Agências têm rotatividade. O profissional que gerou aquele resultado extraordinário pode ter saído há seis meses. Pergunte diretamente quem da equipe atual esteve envolvido nos cases apresentados e, mais importante, quem será responsável pela sua conta. Peça para conhecer essa pessoa antes de assinar qualquer contrato.
Como a agência mede e reporta resultados ao longo do contrato?
Relatórios mensais em PDF com prints de dashboard não são suficientes. Pergunte sobre a frequência dos relatórios, quais métricas são monitoradas em tempo real, como são conduzidas as reuniões de análise e qual o processo de tomada de decisão quando uma campanha não está performando. Uma agência séria tem rituais de otimização contínua bem definidos, não apenas entrega de números ao final do mês.
Como comparar portfólios de diferentes agências de performance de forma objetiva
Crie um scorecard de avaliação com critérios ponderados
Para comparar agências com imparcialidade, monte uma planilha com critérios e pesos. Por exemplo: relevância dos cases para o seu segmento (peso 3), qualidade das métricas apresentadas (peso 3), transparência metodológica (peso 2), diversidade de canais (peso 2), referências verificadas (peso 2). Some os pontos e compare. Esse processo elimina o viés da apresentação comercial mais polida ou do vendedor mais carismático.

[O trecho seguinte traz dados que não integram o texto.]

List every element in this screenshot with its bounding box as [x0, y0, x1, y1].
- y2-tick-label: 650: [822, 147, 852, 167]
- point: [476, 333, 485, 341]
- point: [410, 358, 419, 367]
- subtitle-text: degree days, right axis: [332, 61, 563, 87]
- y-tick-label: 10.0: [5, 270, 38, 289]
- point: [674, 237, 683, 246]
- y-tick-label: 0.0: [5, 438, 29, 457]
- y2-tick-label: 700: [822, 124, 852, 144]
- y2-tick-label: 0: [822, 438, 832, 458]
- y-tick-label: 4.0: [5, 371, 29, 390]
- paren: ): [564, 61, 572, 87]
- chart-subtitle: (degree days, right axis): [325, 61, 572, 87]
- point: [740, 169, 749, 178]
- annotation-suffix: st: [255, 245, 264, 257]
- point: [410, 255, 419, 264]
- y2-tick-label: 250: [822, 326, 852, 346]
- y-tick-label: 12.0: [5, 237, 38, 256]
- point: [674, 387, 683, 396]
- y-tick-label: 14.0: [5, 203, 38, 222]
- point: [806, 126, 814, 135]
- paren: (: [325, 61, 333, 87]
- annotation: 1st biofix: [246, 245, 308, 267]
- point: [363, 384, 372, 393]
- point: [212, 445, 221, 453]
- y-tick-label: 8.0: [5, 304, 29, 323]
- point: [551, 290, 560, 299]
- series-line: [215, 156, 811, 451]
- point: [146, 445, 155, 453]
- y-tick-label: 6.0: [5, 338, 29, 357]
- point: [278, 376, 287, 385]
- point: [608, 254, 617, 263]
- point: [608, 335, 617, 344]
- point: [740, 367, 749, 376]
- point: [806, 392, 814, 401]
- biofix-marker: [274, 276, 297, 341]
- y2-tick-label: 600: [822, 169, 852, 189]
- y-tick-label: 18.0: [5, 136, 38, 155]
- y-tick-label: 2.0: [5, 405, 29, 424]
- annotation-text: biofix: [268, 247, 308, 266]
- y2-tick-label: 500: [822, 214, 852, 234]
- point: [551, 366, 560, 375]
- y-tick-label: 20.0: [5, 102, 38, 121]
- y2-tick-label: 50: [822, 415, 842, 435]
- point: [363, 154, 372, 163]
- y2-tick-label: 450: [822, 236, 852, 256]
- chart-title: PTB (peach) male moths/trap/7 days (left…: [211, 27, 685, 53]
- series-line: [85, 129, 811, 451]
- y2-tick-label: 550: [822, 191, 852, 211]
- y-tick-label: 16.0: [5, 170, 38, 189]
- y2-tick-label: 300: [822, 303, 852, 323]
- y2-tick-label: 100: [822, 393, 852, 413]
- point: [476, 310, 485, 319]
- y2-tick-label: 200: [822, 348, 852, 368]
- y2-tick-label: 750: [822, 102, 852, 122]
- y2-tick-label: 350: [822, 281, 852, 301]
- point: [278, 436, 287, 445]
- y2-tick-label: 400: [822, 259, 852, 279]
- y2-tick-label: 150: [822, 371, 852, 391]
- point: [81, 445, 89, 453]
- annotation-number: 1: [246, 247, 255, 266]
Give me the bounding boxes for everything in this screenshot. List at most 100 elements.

Padronize o briefing enviado a todas as agências para comparar respostas em igualdade de condições
Envie o mesmo briefing detalhado para todas as agências em avaliação: objetivos de negócio, orçamento disponível, histórico de campanhas anteriores, métricas atuais e expectativas de resultado. As respostas — tanto em qualidade quanto em prazo — já dizem muito sobre como cada agência trabalha. Compare não apenas o que propõem, mas como pensam sobre o seu problema.

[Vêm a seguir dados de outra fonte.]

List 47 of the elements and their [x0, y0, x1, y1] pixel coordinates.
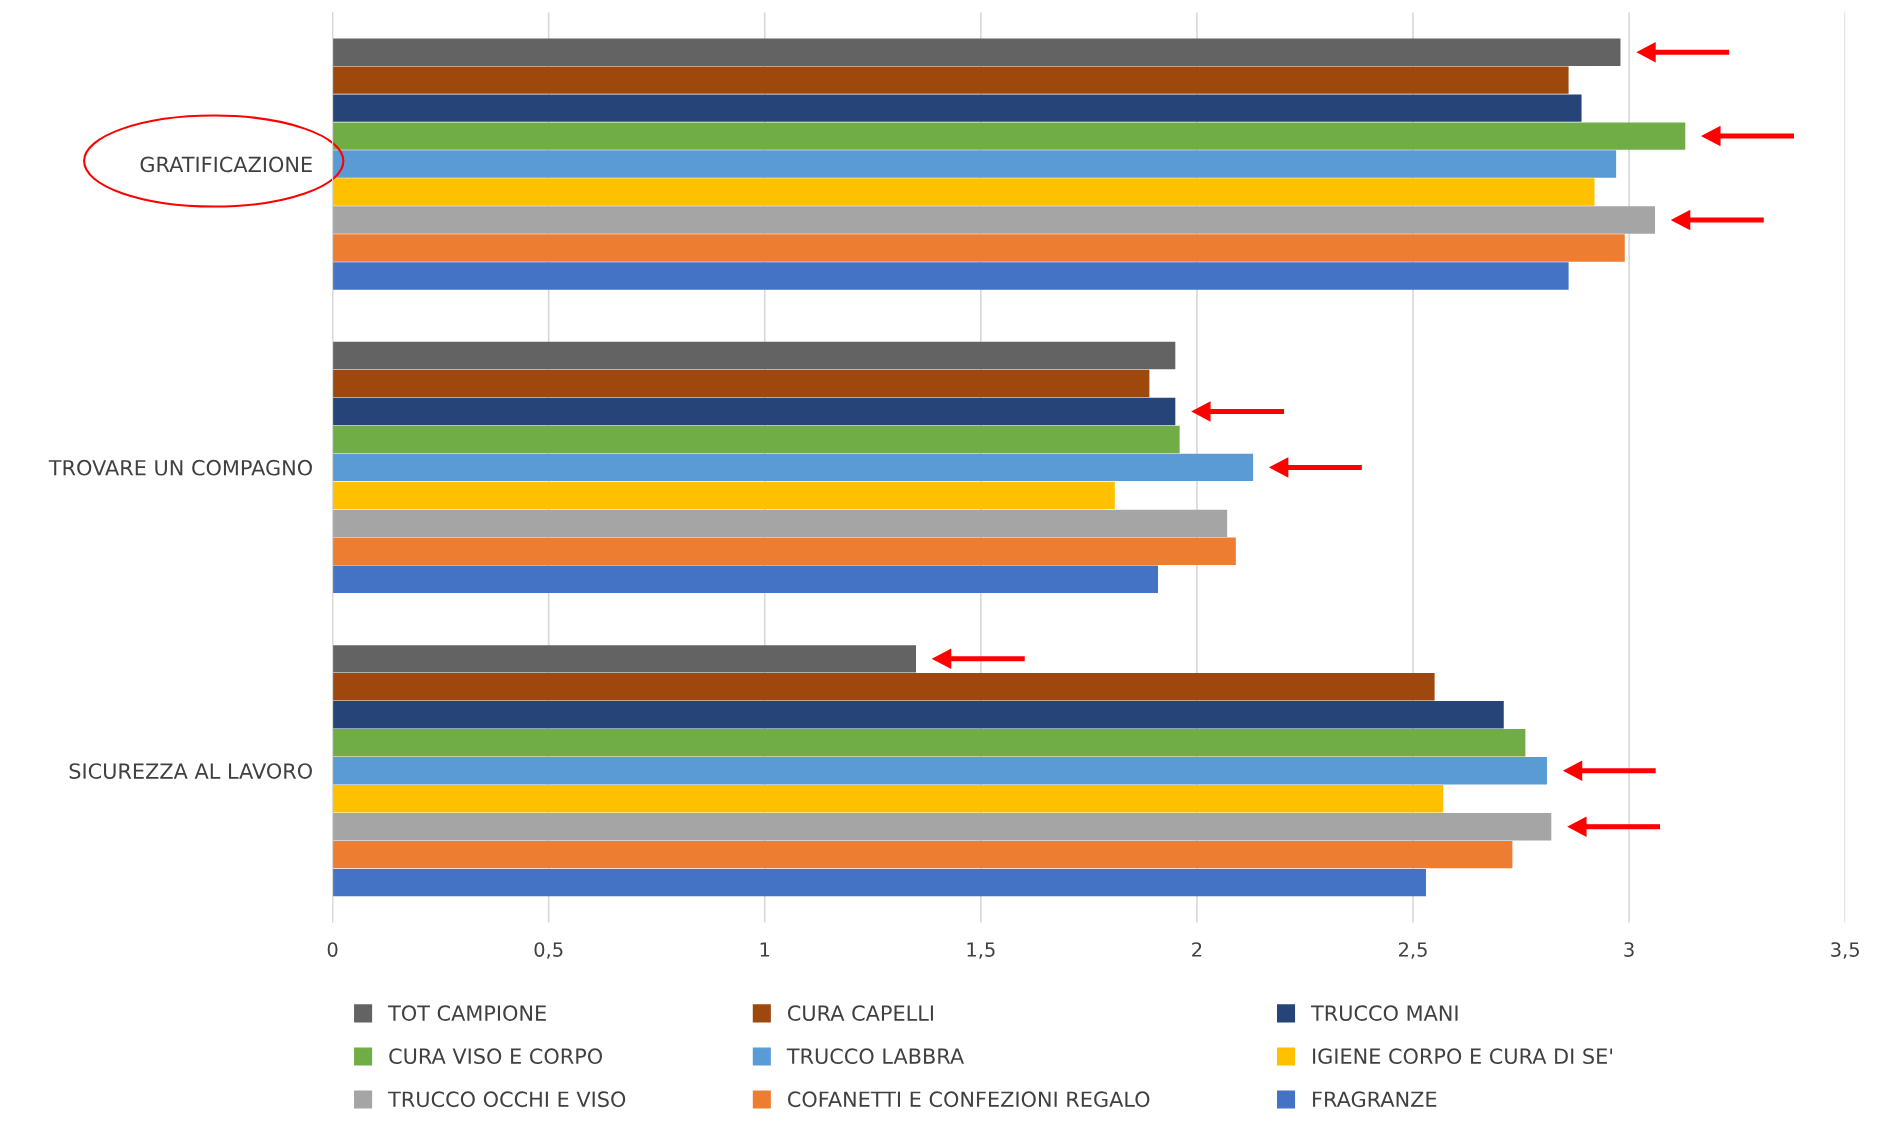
bar [332, 565, 1159, 594]
bar [332, 453, 1254, 482]
x-tick-label: 0,5 [534, 942, 563, 959]
bar [332, 509, 1228, 538]
bar [332, 262, 1569, 290]
bar [332, 234, 1625, 262]
x-tick-label: 3,5 [1831, 942, 1859, 959]
bar [332, 840, 1513, 869]
bar [332, 94, 1582, 122]
bar [332, 701, 1504, 729]
legend-label: CURA VISO E CORPO [389, 1048, 603, 1065]
bar [332, 481, 1115, 510]
legend-label: COFANETTI E CONFEZIONI REGALO [787, 1091, 1150, 1108]
x-tick-label: 3 [1624, 942, 1634, 957]
x-tick-label: 2 [1192, 942, 1202, 957]
bar [332, 150, 1617, 178]
legend-label: TRUCCO MANI [1310, 1005, 1458, 1021]
x-tick-label: 2,5 [1398, 942, 1427, 959]
legend-label: CURA CAPELLI [787, 1005, 933, 1021]
bar [332, 206, 1656, 234]
bar [332, 757, 1547, 785]
bar [332, 868, 1426, 897]
bar [332, 425, 1180, 454]
bar [332, 178, 1595, 206]
bar [332, 397, 1176, 426]
bar [332, 645, 917, 673]
bar [332, 66, 1569, 94]
bar [332, 369, 1150, 398]
bar [332, 537, 1236, 566]
bar [332, 729, 1526, 757]
legend-label: TRUCCO OCCHI E VISO [388, 1091, 626, 1108]
bar [332, 341, 1176, 370]
bar [332, 122, 1686, 150]
bar [332, 785, 1444, 813]
legend-label: IGIENE CORPO E CURA DI SE' [1313, 1048, 1613, 1065]
legend-label: FRAGRANZE [1313, 1091, 1437, 1108]
x-tick-label: 1 [760, 942, 770, 957]
y-tick-label: GRATIFICAZIONE [140, 156, 312, 173]
y-tick-label: TROVARE UN COMPAGNO [48, 459, 312, 476]
bar [332, 812, 1552, 841]
x-tick-label: 1,5 [967, 942, 995, 959]
legend-label: TOT CAMPIONE [388, 1005, 546, 1021]
legend-label: TRUCCO LABBRA [786, 1048, 965, 1065]
bar [332, 673, 1435, 701]
y-tick-label: SICUREZZA AL LAVORO [69, 763, 312, 779]
bar [332, 38, 1621, 66]
x-tick-label: 0 [327, 942, 338, 957]
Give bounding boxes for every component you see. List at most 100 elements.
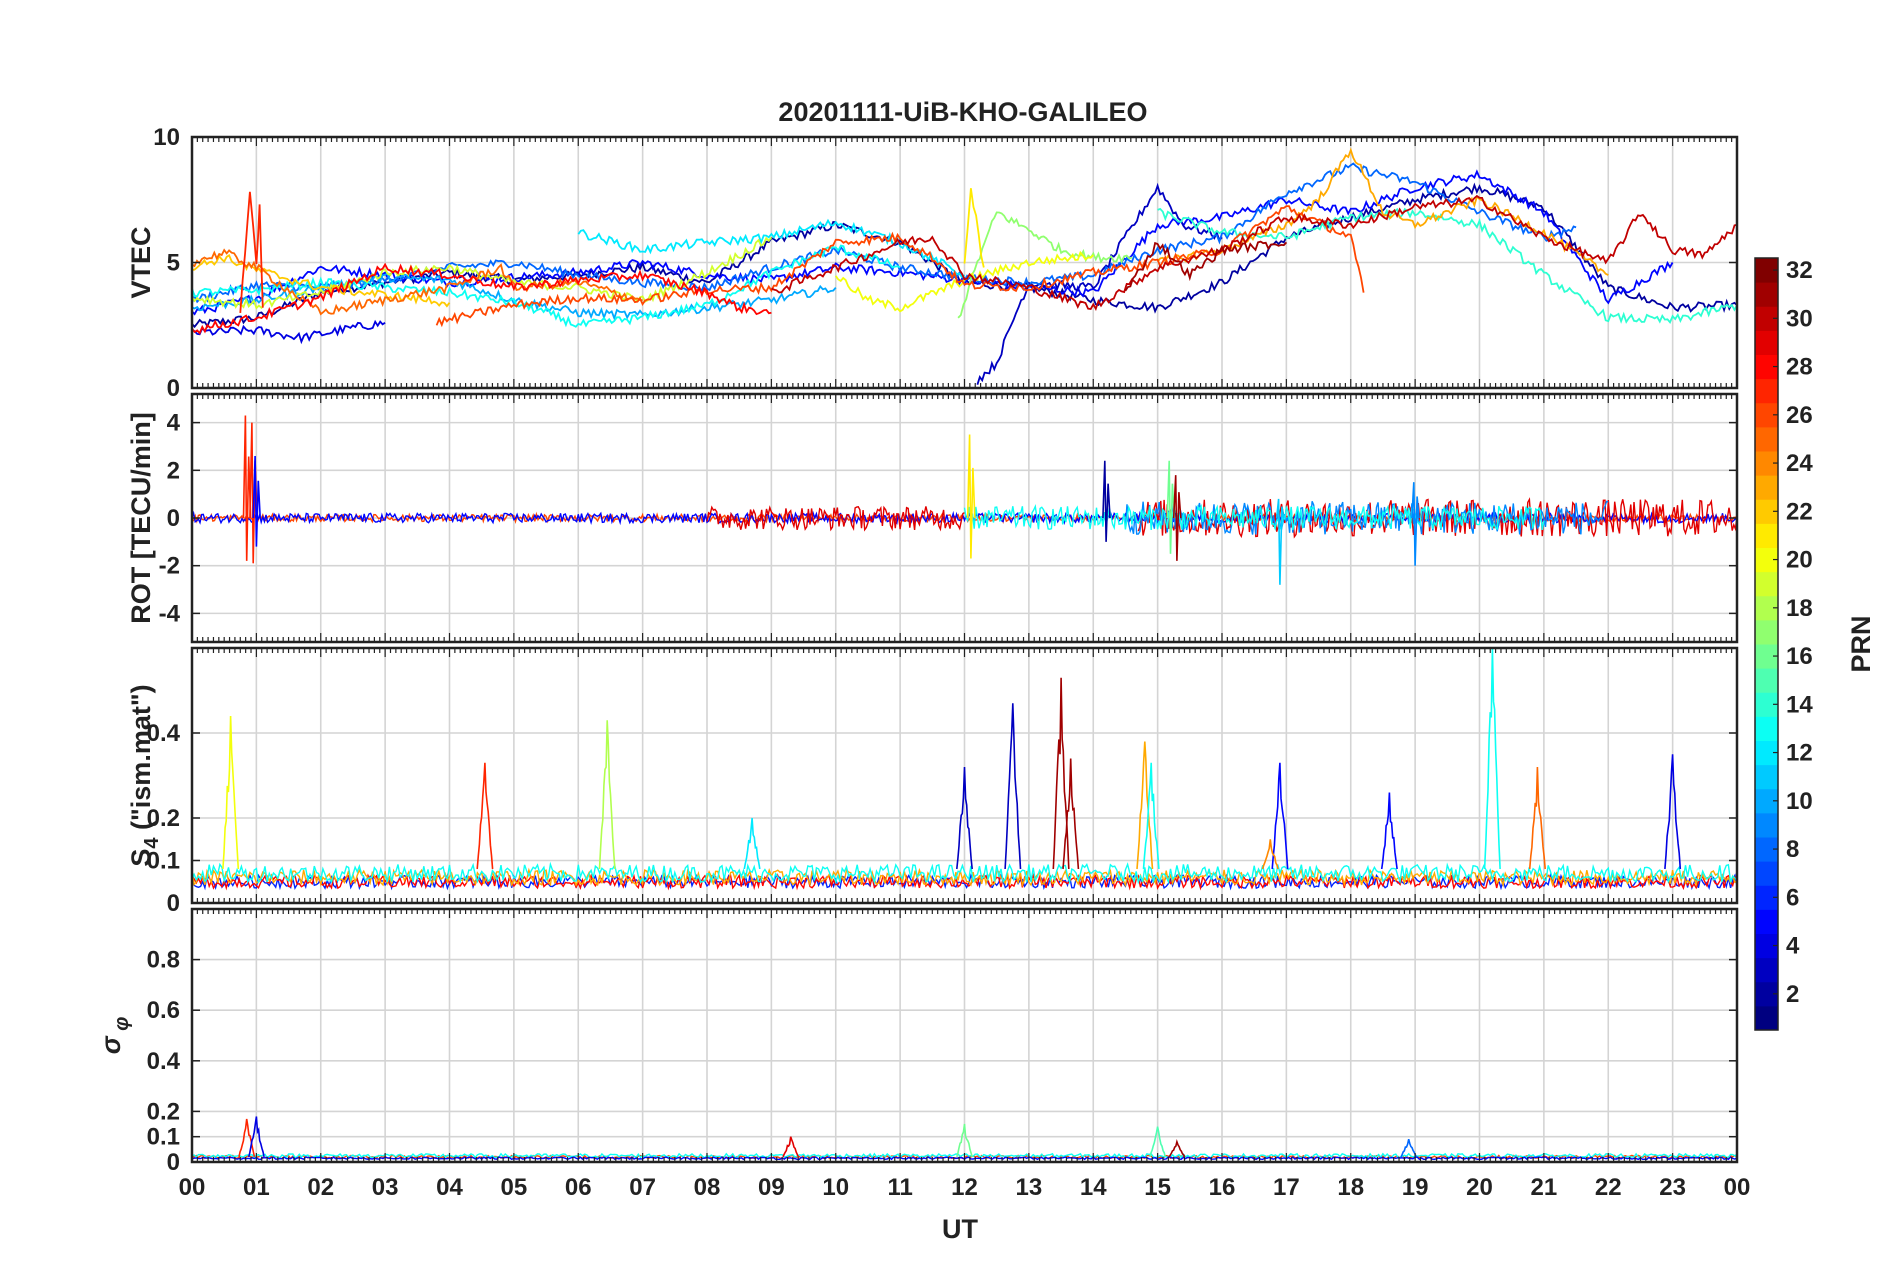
series-line-prn-31 <box>1124 240 1288 292</box>
spike-prn-31 <box>1172 475 1182 561</box>
colorbar-step <box>1755 885 1778 910</box>
x-tick-label: 19 <box>1402 1174 1429 1201</box>
y-tick-label: 0.1 <box>147 848 180 875</box>
peak-prn-16 <box>956 1123 973 1158</box>
peak-prn-8 <box>1400 1139 1418 1158</box>
x-tick-label: 09 <box>758 1174 785 1201</box>
colorbar-step <box>1755 716 1778 741</box>
series-line-prn-4 <box>191 319 386 345</box>
y-tick-label: -2 <box>159 553 180 580</box>
y-axis-label: S4 ("ism.mat") <box>126 684 163 866</box>
series-line-prn-17 <box>957 211 1133 319</box>
colorbar-tick-label: 20 <box>1786 547 1813 574</box>
x-tick-label: 03 <box>372 1174 399 1201</box>
peak-prn-4 <box>247 1116 265 1158</box>
colorbar-step <box>1755 861 1778 886</box>
colorbar-label: PRN <box>1846 615 1876 672</box>
x-axis-label: UT <box>942 1214 978 1244</box>
panel-vtec: 0 5 10 VTEC <box>126 124 1739 402</box>
peak-prn-31 <box>1168 1139 1186 1158</box>
peak-prn-31 <box>1062 758 1080 870</box>
spike-prn-27 <box>242 415 252 561</box>
colorbar-tick-label: 26 <box>1786 402 1813 429</box>
x-tick-label: 00 <box>1724 1174 1751 1201</box>
peak-prn-13 <box>1483 647 1501 870</box>
chart-title: 20201111-UiB-KHO-GALILEO <box>778 97 1147 127</box>
series-line-prn-30 <box>771 194 1738 312</box>
series-line-prn-14 <box>1157 207 1738 325</box>
series-line-prn-27 <box>239 191 264 313</box>
series-line-prn-12 <box>577 218 966 279</box>
colorbar-step <box>1755 282 1778 307</box>
colorbar-step <box>1755 981 1778 1007</box>
peak-prn-3 <box>1004 703 1022 870</box>
colorbar-step <box>1755 330 1778 355</box>
series-line-prn-13 <box>191 861 1738 885</box>
series-line-prn-13 <box>963 503 1545 531</box>
colorbar-tick-label: 12 <box>1786 740 1813 767</box>
x-tick-label: 23 <box>1659 1174 1686 1201</box>
colorbar-frame <box>1754 257 1779 1031</box>
colorbar-step <box>1755 475 1778 500</box>
colorbar-step <box>1755 692 1778 717</box>
colorbar-step <box>1755 740 1778 766</box>
x-tick-label: 14 <box>1080 1174 1107 1201</box>
spike-prn-9 <box>1411 482 1420 566</box>
peak-prn-15 <box>1149 1126 1167 1158</box>
colorbar-tick-label: 4 <box>1786 933 1800 960</box>
colorbar-step <box>1755 957 1778 983</box>
colorbar-step <box>1755 451 1778 476</box>
x-tick-label: 16 <box>1209 1174 1236 1201</box>
peak-prn-4 <box>1664 754 1682 870</box>
y-tick-label: 2 <box>167 457 180 484</box>
y-tick-label: 4 <box>167 410 181 437</box>
x-tick-label: 22 <box>1595 1174 1622 1201</box>
y-tick-label: 0.2 <box>147 1098 180 1125</box>
x-axis-ticks: 00 01 02 03 04 05 06 07 08 09 10 11 12 13 14 15 16 17 18 19… <box>179 1174 1751 1201</box>
colorbar-step <box>1755 499 1778 524</box>
y-tick-label: 0 <box>167 890 180 917</box>
colorbar-step <box>1755 909 1778 934</box>
colorbar-step <box>1755 523 1778 548</box>
x-tick-label: 12 <box>951 1174 978 1201</box>
peak-prn-27 <box>476 762 494 870</box>
spike-prn-2 <box>1102 460 1111 542</box>
colorbar-step <box>1755 1005 1778 1031</box>
peak-prn-31 <box>1052 677 1070 870</box>
x-tick-label: 06 <box>565 1174 592 1201</box>
x-tick-label: 21 <box>1531 1174 1558 1201</box>
series-line-prn-28 <box>191 872 1738 891</box>
x-tick-label: 11 <box>887 1174 912 1201</box>
x-tick-label: 04 <box>436 1174 463 1201</box>
colorbar-step <box>1755 547 1778 573</box>
spike-prn-21 <box>966 434 976 559</box>
panel-sigma_phi: 00.10.2 0.4 0.6 0.8 σ φ <box>96 907 1739 1176</box>
panel-rot: -4 -2 0 2 4 ROT [TECU/min] <box>126 392 1739 644</box>
colorbar-step <box>1755 258 1778 283</box>
colorbar-step <box>1755 378 1778 404</box>
y-tick-label: 0.6 <box>147 997 180 1024</box>
series-line-prn-28 <box>191 262 772 335</box>
colorbar-tick-label: 28 <box>1786 354 1813 381</box>
spike-prn-5 <box>252 455 261 547</box>
colorbar-tick-label: 16 <box>1786 643 1813 670</box>
colorbar-step <box>1755 402 1778 428</box>
x-tick-label: 15 <box>1144 1174 1171 1201</box>
colorbar-tick-label: 32 <box>1786 257 1813 284</box>
peak-prn-18 <box>598 720 616 870</box>
peak-prn-27 <box>238 1118 256 1158</box>
panel-s4: 0 0.1 0.2 0.4S4 ("ism.mat") <box>126 646 1739 917</box>
colorbar-step <box>1755 837 1778 862</box>
spike-prn-11 <box>1275 498 1285 585</box>
colorbar-step <box>1755 595 1778 621</box>
colorbar-tick-label: 6 <box>1786 884 1799 911</box>
colorbar-step <box>1755 426 1778 452</box>
series-line-prn-25 <box>191 248 643 316</box>
y-axis-label: VTEC <box>126 226 156 298</box>
peak-prn-12 <box>743 817 761 870</box>
colorbar-tick-label: 8 <box>1786 836 1799 863</box>
peak-prn-20 <box>222 715 240 870</box>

Considere certificações de plataforma (Google Partner, Meta Business Partner) como critério complementar
Certificações como Google Partner e Meta Business Partner indicam que a agência atingiu requisitos mínimos de volume de investimento gerenciado, desempenho de campanhas e atualização técnica das equipes. Não são garantia de resultado, mas são um filtro relevante — especialmente para eliminar agências que nunca gerenciaram contas com volume significativo de mídia.
O que analisar além do portfólio antes de fechar contrato com uma agência de performance
Estrutura da equipe dedicada à sua conta
Pergunte quantas contas cada gestor de tráfego administra simultaneamente. Uma conta gerenciada por um profissional sobrecarregado com 30 outros clientes dificilmente receberá a atenção necessária para otimização contínua. O ideal é que você conheça nominalmente quem será seu gestor de Google Ads, quem cuida do Meta Ads, quem faz a análise de dados e quem é o ponto de contato estratégico. Equipes com papéis bem definidos entregam mais do que equipes genéricas de “analistas de marketing”.
Modelo de precificação e alinhamento de incentivos (fee fixo, comissão sobre mídia, bônus por resultado)
O modelo de cobrança da agência influencia diretamente seus incentivos. Agências que cobram comissão percentual sobre o valor investido em mídia têm incentivo para aumentar seu orçamento — nem sempre alinhado com o seu melhor resultado. Agências com fee fixo têm mais previsibilidade, mas podem não ter incentivo para escalar. O modelo mais saudável costuma ser fee fixo com bônus atrelado a metas de performance previamente acordadas — isso alinha os interesses de ambos os lados.
Antes de definir qual orçamento você levará para a negociação, entenda qual é o investimento adequado para o seu tipo de negócio. Se você opera no segmento B2B, por exemplo, há diferenças importantes em relação ao B2C — tanto em volume quanto em estratégia. Compreender diferença de orçamento entre negócio B2C e B2B ajuda a entrar na negociação com parâmetros realistas e evitar que a agência subestime ou superestime o que você precisa investir para alcançar seus objetivos.
Por fim, avalie a cultura de comunicação da agência. Transparência proativa — quando a agência te avisa que uma campanha está abaixo do esperado antes que você perceba — é tão importante quanto o portfólio em si. Parceiros que só aparecem para dar boas notícias não são parceiros de verdade. O contrato com uma agência de performance é uma relação de longo prazo, e a confiança se constrói na consistência, não na apresentação inicial.